Benar saja, seorang lelaki muda berseragam batik membungkuk mengucapkan salam saat kubuka pintu. Usai menyerahkan barang-barang pesananku, tangannya refleks merapihkan barang-barang di atas meja tamu. Ditatanya satu per satu barang-barang yang ada di situ, sehingga letak dan susunannya menjadi enak dipandang mata. Naluri room boy-nya terlihat sudah benar-benar tajam dan matang.
“Silahkan, Pak.
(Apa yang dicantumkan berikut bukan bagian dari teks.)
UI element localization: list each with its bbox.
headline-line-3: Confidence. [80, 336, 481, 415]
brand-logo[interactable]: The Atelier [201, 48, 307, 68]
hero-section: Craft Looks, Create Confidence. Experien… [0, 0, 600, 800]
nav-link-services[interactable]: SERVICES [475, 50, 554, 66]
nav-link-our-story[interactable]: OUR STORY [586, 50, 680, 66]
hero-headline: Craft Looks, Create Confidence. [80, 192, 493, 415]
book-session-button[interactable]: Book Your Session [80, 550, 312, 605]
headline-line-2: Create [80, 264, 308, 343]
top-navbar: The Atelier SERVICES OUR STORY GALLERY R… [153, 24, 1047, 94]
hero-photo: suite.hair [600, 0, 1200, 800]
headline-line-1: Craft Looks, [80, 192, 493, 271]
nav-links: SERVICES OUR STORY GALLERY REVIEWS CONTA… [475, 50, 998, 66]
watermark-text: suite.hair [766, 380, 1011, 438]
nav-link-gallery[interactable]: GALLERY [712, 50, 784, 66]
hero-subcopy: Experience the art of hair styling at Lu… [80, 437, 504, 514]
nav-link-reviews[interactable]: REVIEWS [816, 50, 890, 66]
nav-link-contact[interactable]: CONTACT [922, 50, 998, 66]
Selamat beristirahat,” katanya diiringi senyum ramah.
Aku termasuk orang yang paling tidak bisa mengacuhkan kebaikan orang. Maka, ketika melihat betapa baik dan sopannya si room boy itu, spontan saja tanganku merogoh saku celana, mencari kemungkinan berapa uang receh yang dapat aku berikan kepadanya sebagai tip.
“Ini, Mas. Lumayan buat beli rokok,” kataku dengan suara agak kencang, karena si room boy sudah melangkah ke luar kamar.
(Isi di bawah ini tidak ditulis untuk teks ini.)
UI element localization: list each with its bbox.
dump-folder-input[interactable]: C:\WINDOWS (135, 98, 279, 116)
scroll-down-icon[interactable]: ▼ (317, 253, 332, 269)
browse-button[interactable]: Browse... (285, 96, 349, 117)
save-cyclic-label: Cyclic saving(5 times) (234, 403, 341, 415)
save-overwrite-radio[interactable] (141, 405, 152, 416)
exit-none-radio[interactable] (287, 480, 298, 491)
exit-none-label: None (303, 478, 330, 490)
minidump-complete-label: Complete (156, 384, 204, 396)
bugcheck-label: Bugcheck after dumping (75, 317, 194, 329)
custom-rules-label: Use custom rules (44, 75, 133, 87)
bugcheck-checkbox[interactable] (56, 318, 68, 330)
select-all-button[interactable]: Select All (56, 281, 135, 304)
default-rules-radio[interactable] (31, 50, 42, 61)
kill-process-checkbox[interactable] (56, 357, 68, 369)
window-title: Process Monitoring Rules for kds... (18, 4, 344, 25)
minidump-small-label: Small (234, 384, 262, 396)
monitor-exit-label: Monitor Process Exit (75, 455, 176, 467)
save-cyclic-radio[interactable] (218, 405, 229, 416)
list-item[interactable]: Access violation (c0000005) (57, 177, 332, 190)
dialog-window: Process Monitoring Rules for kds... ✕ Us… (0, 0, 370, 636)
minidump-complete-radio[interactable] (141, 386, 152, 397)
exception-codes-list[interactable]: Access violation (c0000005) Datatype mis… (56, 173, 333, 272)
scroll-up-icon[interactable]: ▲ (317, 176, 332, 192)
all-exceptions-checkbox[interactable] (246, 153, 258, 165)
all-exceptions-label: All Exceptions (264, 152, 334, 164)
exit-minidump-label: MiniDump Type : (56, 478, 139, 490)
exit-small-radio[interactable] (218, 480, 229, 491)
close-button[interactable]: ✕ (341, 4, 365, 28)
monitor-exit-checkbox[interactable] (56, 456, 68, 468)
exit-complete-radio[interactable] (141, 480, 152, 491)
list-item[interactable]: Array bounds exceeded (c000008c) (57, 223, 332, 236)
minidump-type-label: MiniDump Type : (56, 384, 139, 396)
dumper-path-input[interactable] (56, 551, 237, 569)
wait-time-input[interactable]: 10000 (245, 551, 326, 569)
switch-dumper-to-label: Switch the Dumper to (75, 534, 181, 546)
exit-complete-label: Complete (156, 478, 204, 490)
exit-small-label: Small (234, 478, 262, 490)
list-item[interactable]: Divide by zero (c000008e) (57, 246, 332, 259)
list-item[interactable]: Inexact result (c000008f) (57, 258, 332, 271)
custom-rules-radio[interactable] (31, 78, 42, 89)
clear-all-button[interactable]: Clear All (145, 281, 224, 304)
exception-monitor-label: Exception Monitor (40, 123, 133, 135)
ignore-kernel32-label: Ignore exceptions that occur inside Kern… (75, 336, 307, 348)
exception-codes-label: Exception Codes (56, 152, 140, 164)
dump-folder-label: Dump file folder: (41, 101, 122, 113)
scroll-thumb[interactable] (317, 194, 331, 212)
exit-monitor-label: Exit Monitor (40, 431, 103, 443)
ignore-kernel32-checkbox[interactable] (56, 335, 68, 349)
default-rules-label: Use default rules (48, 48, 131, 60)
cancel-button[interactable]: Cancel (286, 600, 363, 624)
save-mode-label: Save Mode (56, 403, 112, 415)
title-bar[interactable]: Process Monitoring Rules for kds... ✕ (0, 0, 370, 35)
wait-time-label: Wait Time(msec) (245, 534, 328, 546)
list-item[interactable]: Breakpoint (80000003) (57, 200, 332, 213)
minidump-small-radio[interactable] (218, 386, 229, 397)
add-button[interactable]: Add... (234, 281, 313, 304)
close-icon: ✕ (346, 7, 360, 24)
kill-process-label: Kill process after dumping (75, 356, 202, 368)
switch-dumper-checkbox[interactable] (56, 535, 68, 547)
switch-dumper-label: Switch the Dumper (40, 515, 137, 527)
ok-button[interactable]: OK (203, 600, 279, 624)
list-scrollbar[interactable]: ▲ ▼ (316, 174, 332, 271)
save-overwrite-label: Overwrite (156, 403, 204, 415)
“O, ya. Terima kasih, Pak,” jawabnya, seraya kembali memasuki kamar dan menerima sodoran uang receh dari tangaku.
“Hmm.., barangkali mau pijat dulu, Pak. Mumpung masih sore,” kata si room boy, agak segan dia menatap wajahku.
“Memang ada?” Tanyaku sekenanya.
Pikirku, enak juga kalau dipijit dulu sebelum tidur. Perjalanan Jakarta-Cirebon yang menghabiskan waktu sekitar 5 jam ditambah keliling-keliling kota sekitar 2 jam, cukup membuat urat-uratku menegang. Tukang pijat bisa jadi solusi yang tepat untuk mengembalikan kebugaranku.
“Banyak, Pak. Mau yang laki-laki atau perempuan? Mau yang STW atau ABG?” Si room boy makin berani.
Nah, lho. Aku agak terperangah. Masak untuk urusan pijat saja, pertanyaannya kok panjang sekali seperti quisioner survey. Kalau hanya ditanya mau tukang pijat laki-laki atau perempuan saja sih aku maklum. Tapi ini kok ada STW dan ABG segala.
“Kalau yang STW itu ibu-ibu, Pak. Umur 30 tahun sampai 40-an lah. Kalau ABG ya remaja. Umur belasan tahun sampai 20-an,” lanjut si room boy menerangkan, seolah mengerti pada kebingunganku.
“Ya, ya , ya…,” aku manggut-manggut. Sekarang aku paham. STW yang dimaksud si room boy pasti “setengah tuwa” . Sedangkan yang ia maksud dengan ABG adalah “Anak Baru Gede.” Hmmm… Ada-ada saja istilah di dunia “persilatan” ini.
“Jadi, mau yang mana, Pak?” Tanya si room boy, membuyarkan lamunanku.
“O…ya. Begini. Kamu duduk dulu deh. Biar kita ngobrol dulu. Soalnya aku kurang paham soal-soal begini. Jangan sampai nanti aku salah pilih,” kilahku. Naluri jurnalisku kembali tertantang. Ini kesempatan yang baik untuk menemukan bahan tulisan, pikirku.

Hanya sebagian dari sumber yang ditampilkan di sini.